Le tout premier matin

 » La vie est un aéroport  » vient de lancer une passante à sa copine lors de ma balade dans ce somptueux parc de Bruxelles, celui où chaque feuille d’arbre semble avoir été ciselée par un orfèvre tant la végétation y est gracieuse. A chaque traversée de cet espace vert, c’est la nature entière qui entre par mes narines et vient fouetter mes poumons d’un air très pur. C’est d’une vitalité renversante, waooow, elle chamboule chaque nano-parcelle de mon corps et me donne l’envie irrépressible de dévorer la vie.  » La vie est un aéroport « … Oh, je me demande pourquoi cette inconnue a dit ça ? Oh, elle me fait rêver cette phrase ! Et si ma vie à moi, moi, Johanna, était aussi un aéroport ? Ah, j’imagine le fil de mon existence, ce tarmac long de mes quarante années et irisé de lumières, avec des départs et des arrivées, des atterrissages et des décollages. C’est que ça va et ça vient dans une vie d’être humain, les ups, les downs et les vives envolées.
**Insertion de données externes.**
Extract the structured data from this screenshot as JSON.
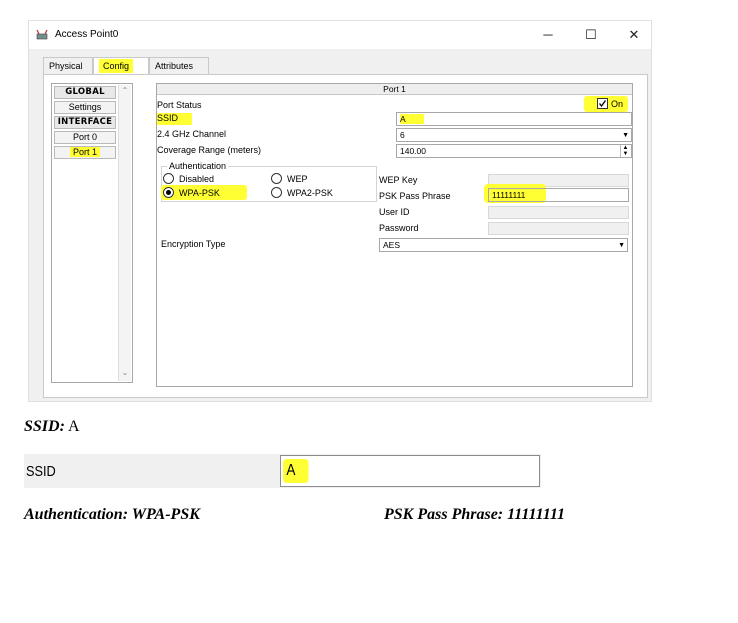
{
  "window": {
    "title": "Access Point0",
    "controls": {
      "minimize": "─",
      "maximize": "☐",
      "close": "✕"
    }
  },
  "tabs": [
    {
      "label": "Physical",
      "active": false
    },
    {
      "label": "Config",
      "active": true
    },
    {
      "label": "Attributes",
      "active": false
    }
  ],
  "sidebar": {
    "items": [
      {
        "label": "GLOBAL",
        "type": "header"
      },
      {
        "label": "Settings",
        "type": "item"
      },
      {
        "label": "INTERFACE",
        "type": "header"
      },
      {
        "label": "Port 0",
        "type": "item"
      },
      {
        "label": "Port 1",
        "type": "item",
        "selected": true
      }
    ]
  },
  "port": {
    "header": "Port 1",
    "status_label": "Port Status",
    "status_on_label": "On",
    "status_checked": true,
    "ssid_label": "SSID",
    "ssid_value": "A",
    "channel_label": "2.4 GHz Channel",
    "channel_value": "6",
    "coverage_label": "Coverage Range (meters)",
    "coverage_value": "140.00",
    "auth_group_label": "Authentication",
    "auth_options": {
      "disabled": "Disabled",
      "wep": "WEP",
      "wpa_psk": "WPA-PSK",
      "wpa2_psk": "WPA2-PSK"
    },
    "auth_selected": "WPA-PSK",
    "wep_key_label": "WEP Key",
    "psk_label": "PSK Pass Phrase",
    "psk_value": "11111111",
    "user_id_label": "User ID",
    "password_label": "Password",
    "encryption_label": "Encryption Type",
    "encryption_value": "AES"
  },
  "annotations": {
    "ssid_caption_label": "SSID:",
    "ssid_caption_value": "A",
    "zoom_ssid_label": "SSID",
    "zoom_ssid_value": "A",
    "auth_caption": "Authentication: WPA-PSK",
    "psk_caption": "PSK Pass Phrase: 11111111"
  },
  "colors": {
    "highlight": "#ffff33",
    "panel_bg": "#f0f0f0"
  }
}
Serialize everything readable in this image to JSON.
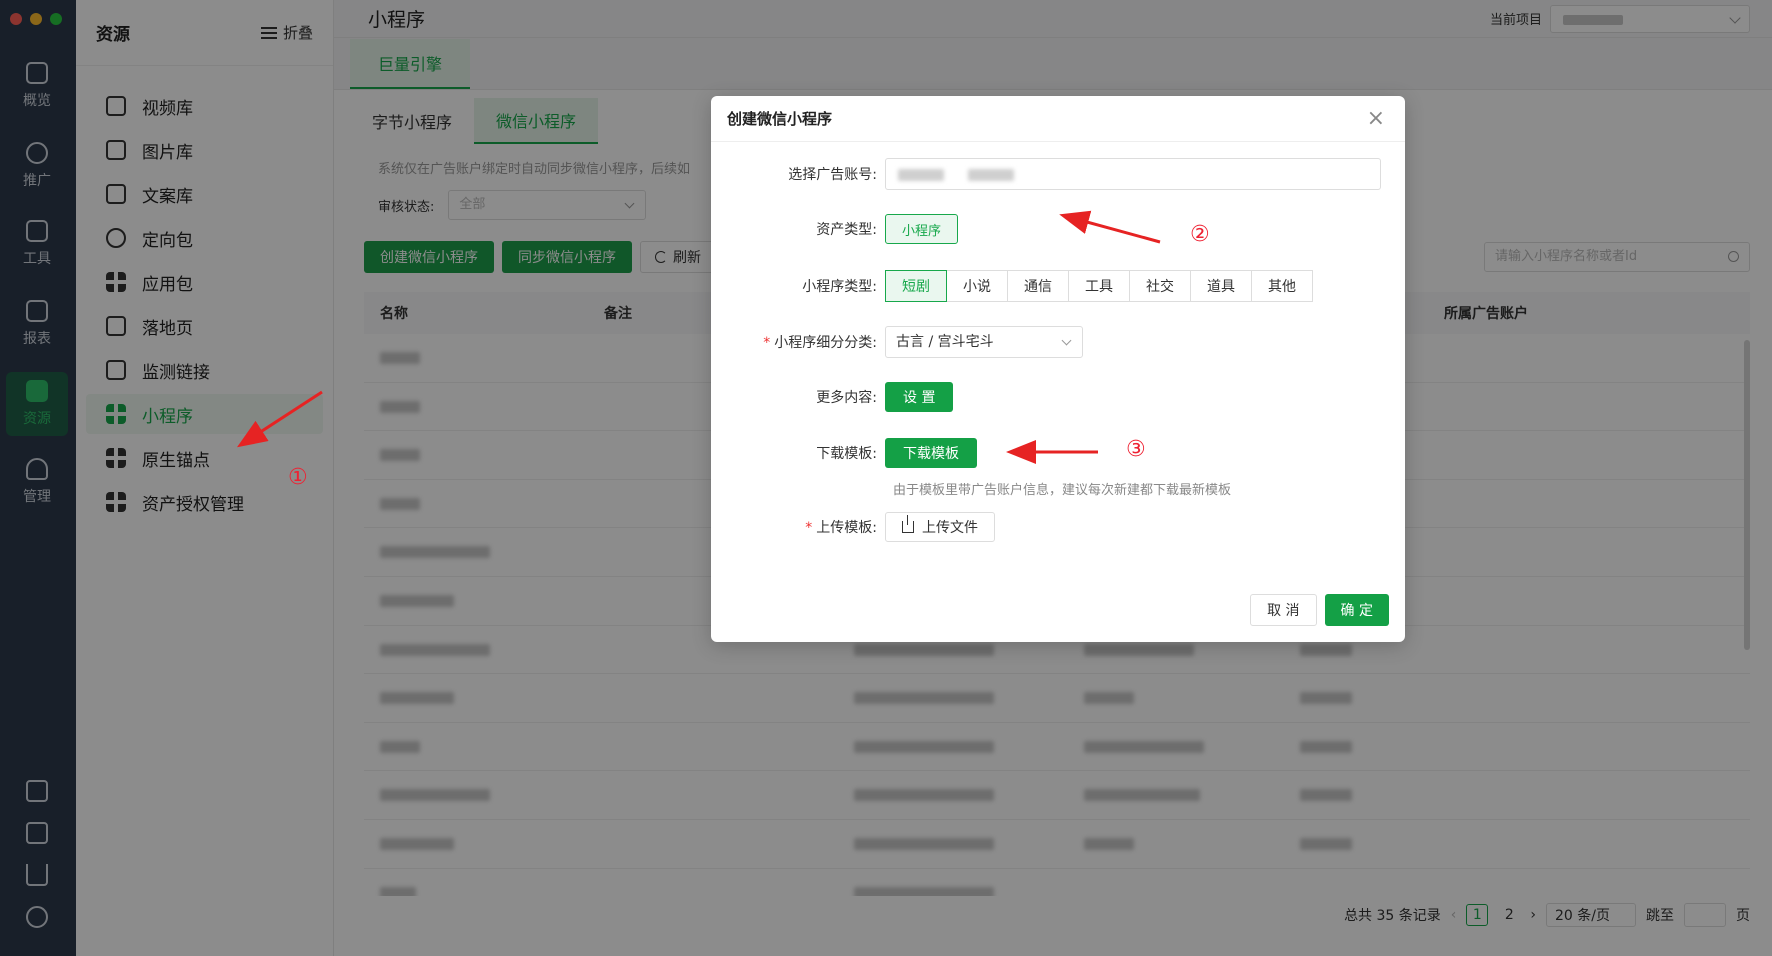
{
  "rail": {
    "items": [
      {
        "label": "概览",
        "icon": "dashboard-icon"
      },
      {
        "label": "推广",
        "icon": "promote-icon"
      },
      {
        "label": "工具",
        "icon": "tools-icon"
      },
      {
        "label": "报表",
        "icon": "report-icon"
      },
      {
        "label": "资源",
        "icon": "resource-icon",
        "active": true
      },
      {
        "label": "管理",
        "icon": "user-manage-icon"
      }
    ],
    "bottom_icons": [
      "qr-code-icon",
      "book-icon",
      "download-icon",
      "account-icon"
    ]
  },
  "sidebar": {
    "title": "资源",
    "fold_label": "折叠",
    "items": [
      {
        "label": "视频库",
        "icon": "video-icon"
      },
      {
        "label": "图片库",
        "icon": "image-icon"
      },
      {
        "label": "文案库",
        "icon": "copy-icon"
      },
      {
        "label": "定向包",
        "icon": "target-icon"
      },
      {
        "label": "应用包",
        "icon": "app-grid-icon"
      },
      {
        "label": "落地页",
        "icon": "landing-page-icon"
      },
      {
        "label": "监测链接",
        "icon": "link-icon"
      },
      {
        "label": "小程序",
        "icon": "mini-program-icon",
        "active": true
      },
      {
        "label": "原生锚点",
        "icon": "anchor-icon"
      },
      {
        "label": "资产授权管理",
        "icon": "asset-auth-icon"
      }
    ]
  },
  "header": {
    "page_title": "小程序",
    "project_label": "当前项目"
  },
  "platform_tab": "巨量引擎",
  "sub_tabs": [
    "字节小程序",
    "微信小程序"
  ],
  "notice": "系统仅在广告账户绑定时自动同步微信小程序，后续如",
  "filter": {
    "label": "审核状态:",
    "value": "全部"
  },
  "actions": {
    "create": "创建微信小程序",
    "sync": "同步微信小程序",
    "refresh": "刷新"
  },
  "search": {
    "placeholder": "请输入小程序名称或者Id"
  },
  "table": {
    "columns": [
      "名称",
      "备注",
      "所属广告账户"
    ]
  },
  "pagination": {
    "total": "总共 35 条记录",
    "pages": [
      "1",
      "2"
    ],
    "current": "1",
    "page_size": "20 条/页",
    "jump_label": "跳至",
    "page_suffix": "页"
  },
  "dialog": {
    "title": "创建微信小程序",
    "fields": {
      "account_label": "选择广告账号:",
      "asset_type_label": "资产类型:",
      "asset_type_value": "小程序",
      "mp_type_label": "小程序类型:",
      "mp_types": [
        "短剧",
        "小说",
        "通信",
        "工具",
        "社交",
        "道具",
        "其他"
      ],
      "mp_type_selected": "短剧",
      "category_label": "小程序细分分类:",
      "category_value": "古言 / 宫斗宅斗",
      "more_label": "更多内容:",
      "more_button": "设 置",
      "template_label": "下载模板:",
      "template_button": "下载模板",
      "template_hint": "由于模板里带广告账户信息，建议每次新建都下载最新模板",
      "upload_label": "上传模板:",
      "upload_button": "上传文件"
    },
    "cancel": "取 消",
    "ok": "确 定"
  },
  "annotations": [
    "①",
    "②",
    "③"
  ],
  "colors": {
    "accent": "#17a84b",
    "rail_bg": "#2d3a4b",
    "annotation": "#e62323"
  }
}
Et soudain, je me souviens de Mexico-City ! Mexico-City, ancienne capitale de l’Empire aztèque et aujourd’hui fascinante mégalopole aux vingt-cinq millions de citadins. Je m’y revois un matin. Le tout premier matin de ma toute première visite au Mexique. J’avais atterri la veille à 23 heures, j’avais eu le temps de fouler la nuit et quelques trottoirs du quartier de la Zona Rosa et je m’étais arrêtée pour admirer la cohue de Mexicaines et Mexicains devant des night-clubs aux façades bleu pailleté. Quelques individus magnifiques habillés en dames scintillaient comme des arbres de Noël sous de longues chevelures rouges. Leurs hautes jambes lacérées de Nylon jaune fluo semblaient infinies. L’envie d’entrer dans une de ces boîtes et de me mélanger à ces corps m’a surprise… Mais saoule de jet lag et de coloris criards, j’étais rentrée à l’hôtel m’effondrer dans un lit immaculé dont la superficie devait correspondre à la moitié d’un terrain de tennis.

Et puis, il y avait eu ce matin, ce joli matin, et ce rai de lumière nacrée venant crever mon sommeil. Je m’étais échappée de l’hôtel, surexcitée et haletante… Car n’y a-t-il rien de plus électrisant que de découvrir une ville au premier saut du lit ? De divaguer dans les rues comme un bateau qui a perdu ses bollards et de dansoter d’une vague à l’autre sans savoir où nos pas nous mènent. Se laisser souffleter les sens par des myriades de nouvelles impressions. Odeurs, images, sons… Un catalogue de sensations inédites venant enivrer notre cerveau et tout à coup, nous voilà baba. Dans notre coeur, ça lance des balles de flipper, notre peau est pinçotée par l’air frais du matin. Nous marchons, seuls au monde, car personne ne nous connaît ici… Et crevons d’envie de dévorer un petit-déjeuner aux saveurs du coin.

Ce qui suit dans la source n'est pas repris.